So after looking at all of the cupcake pictures for yesterday’s Kids’ Cupcakes post, I was naturally craving cupcakes. I decided to consult my Pinterest board to choose what type of cupcakes I would make. I ended up combining several different ideas into one cupcake. Behold, the S’mores Cupcake!
I used a box mix (I know, not from scratch, blah, blah, blah—it’s easy and delicious, so sue me), and tried this little trick for filling the cupcakes with chocolate. Then I topped them off with this cloud frosting recipe. I sprinkled them with crushed graham crackers (Olivia’s Annie’s Bunny Grahams to be exact) to top off the look. They turned out fabulous! I am tweaking the frosting recipe below from the original because it made WAY too much frosting for 24 cupcakes, and I found it a bit too heavy on the vanilla extract. Other than that. . . HEAVEN!
One tip regarding the frosting: you will want to use a stand mixer for this one because you have to beat the frosting for about 15 minutes at high speed. You can probably do it with a hand mixer, but it is definitely easier with a stand mixer.
Yields 24 cupcakes
1 box devil’s food cake mix (you may need eggs, oil, etc., depending on the mix)
1 1/4 cups sugar
3 egg whites, at room temperature
1/4 cup water
1/4 tsp cream of tartar
1 tsp vanilla extract
24 Hershey Kisses
1/2 cup crushed graham crackers
Mix the cupcakes according to the directions on the box, and bake for 5 minutes. Take the cupcakes out of the oven and place one Hershey Kiss in the middle of each cupcake, pushing down slightly. The Hershey Kiss will sink down into the middle of the cupcake as they bake, giving you a chocolate center. Continue baking the cupcakes until they are done, and allow them to cool completely.
Bring a small amount of water to a simmer in a small saucepan over medium heat.
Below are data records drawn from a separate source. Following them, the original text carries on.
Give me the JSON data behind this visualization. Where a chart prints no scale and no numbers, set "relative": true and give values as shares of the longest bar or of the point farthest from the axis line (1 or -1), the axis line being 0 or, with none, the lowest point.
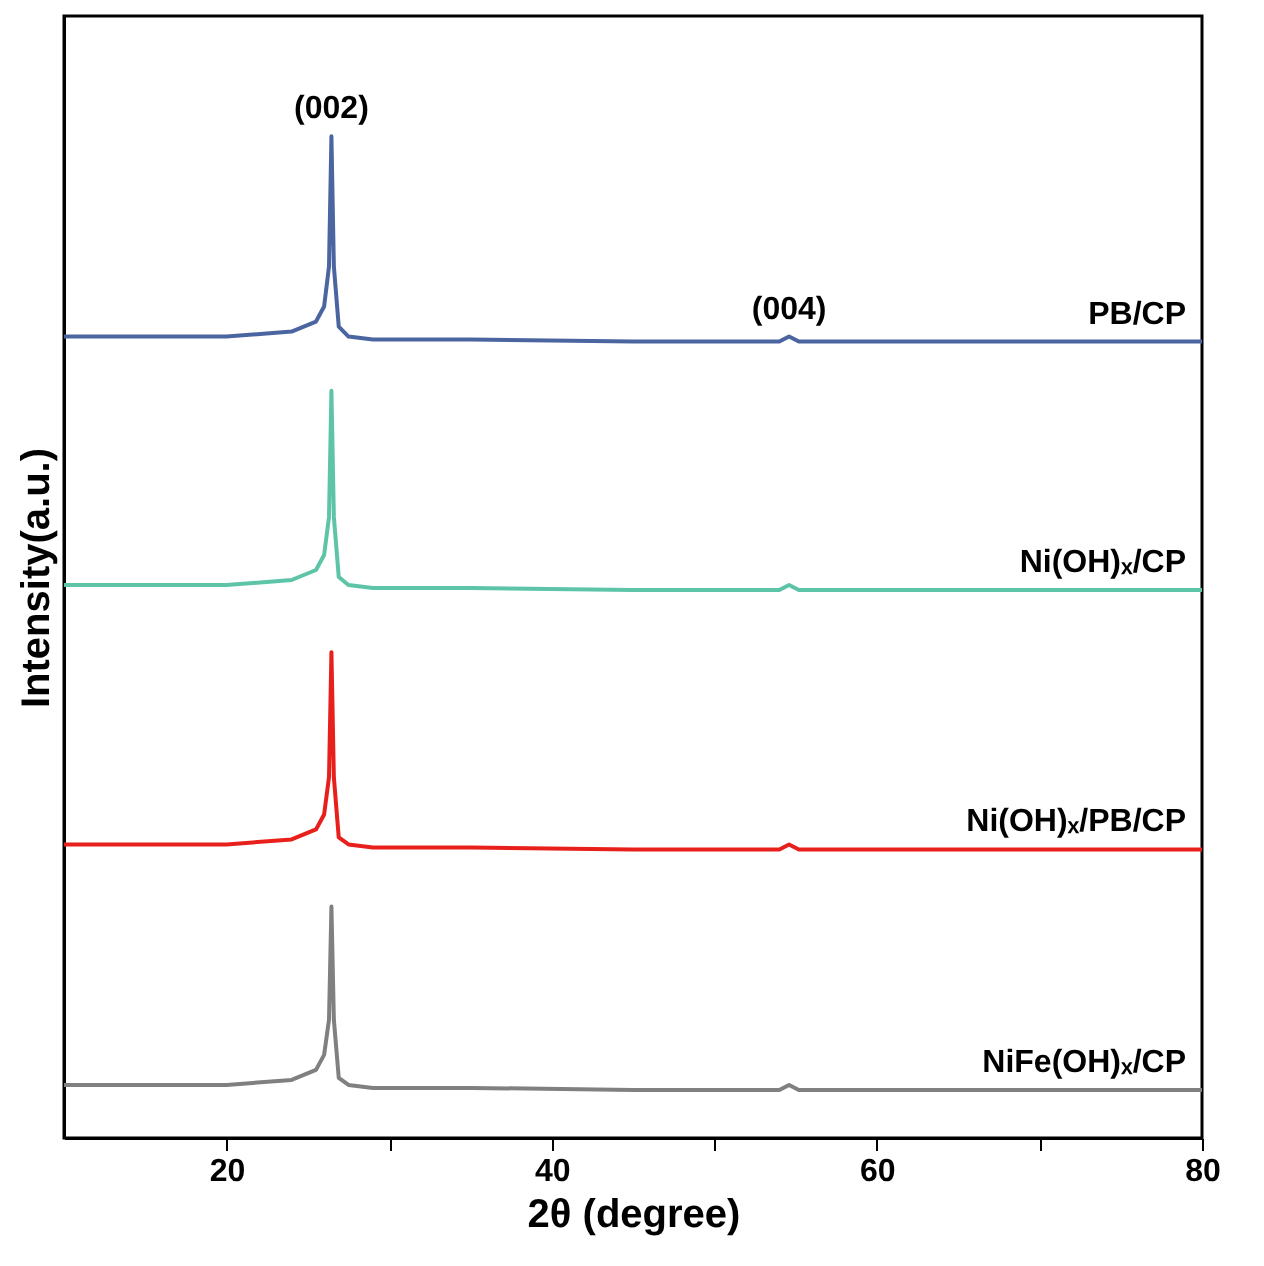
{
  "chart_data": {
    "type": "line",
    "relative": true,
    "xlabel": "2θ (degree)",
    "ylabel": "Intensity(a.u.)",
    "x": [
      10,
      20,
      24,
      25.5,
      26.0,
      26.3,
      26.45,
      26.6,
      26.9,
      27.5,
      29,
      35,
      45,
      54,
      54.6,
      55.2,
      65,
      80
    ],
    "series": [
      {
        "name": "PB/CP",
        "color": "#4a65a0",
        "values": [
          0.8,
          0.8,
          0.805,
          0.815,
          0.83,
          0.87,
          1.0,
          0.87,
          0.81,
          0.8,
          0.797,
          0.797,
          0.795,
          0.795,
          0.8,
          0.795,
          0.795,
          0.795
        ]
      },
      {
        "name": "Ni(OH)ₓ/CP",
        "color": "#5ec4a8",
        "values": [
          0.552,
          0.552,
          0.557,
          0.567,
          0.582,
          0.62,
          0.746,
          0.62,
          0.56,
          0.552,
          0.549,
          0.549,
          0.547,
          0.547,
          0.552,
          0.547,
          0.547,
          0.547
        ]
      },
      {
        "name": "Ni(OH)ₓ/PB/CP",
        "color": "#e8201c",
        "values": [
          0.293,
          0.293,
          0.298,
          0.308,
          0.323,
          0.36,
          0.485,
          0.36,
          0.3,
          0.293,
          0.29,
          0.29,
          0.288,
          0.288,
          0.293,
          0.288,
          0.288,
          0.288
        ]
      },
      {
        "name": "NiFe(OH)ₓ/CP",
        "color": "#808080",
        "values": [
          0.053,
          0.053,
          0.058,
          0.068,
          0.083,
          0.118,
          0.231,
          0.118,
          0.06,
          0.053,
          0.05,
          0.05,
          0.048,
          0.048,
          0.053,
          0.048,
          0.048,
          0.048
        ]
      }
    ],
    "xlim": [
      10,
      80
    ],
    "xticks": [
      20,
      {
        "value": 30,
        "label": null
      },
      40,
      {
        "value": 50,
        "label": null
      },
      60,
      {
        "value": 70,
        "label": null
      },
      80
    ],
    "annotations": [
      {
        "text": "(002)",
        "x": 26.45,
        "y": 1.0
      },
      {
        "text": "(004)",
        "x": 54.6,
        "y": 0.8
      }
    ],
    "grid": false,
    "line_style": "solid",
    "marker": "none"
  }
}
Combine the sugar, egg whites, water, and cream of tartar in a glass mixing bowl, and whisk until foamy. Place the bowl on top of the saucepan on the stove and whisk until all of the sugar is dissolved and the mixture is warm to the touch.
Transfer the mixture to the bowl on the stand mixer, fitted with the whisk attachment. Beat on high speed for 12-16 minutes, until stiff peaks form. Add the vanilla extract and beat to combine.
Using a decorating bag with a 1A decorating tip or a freezer bag with the bottom corner snipped off, pipe the frosting onto the cooled cupcakes. Sprinkle each cupcake with crushed graham crackers.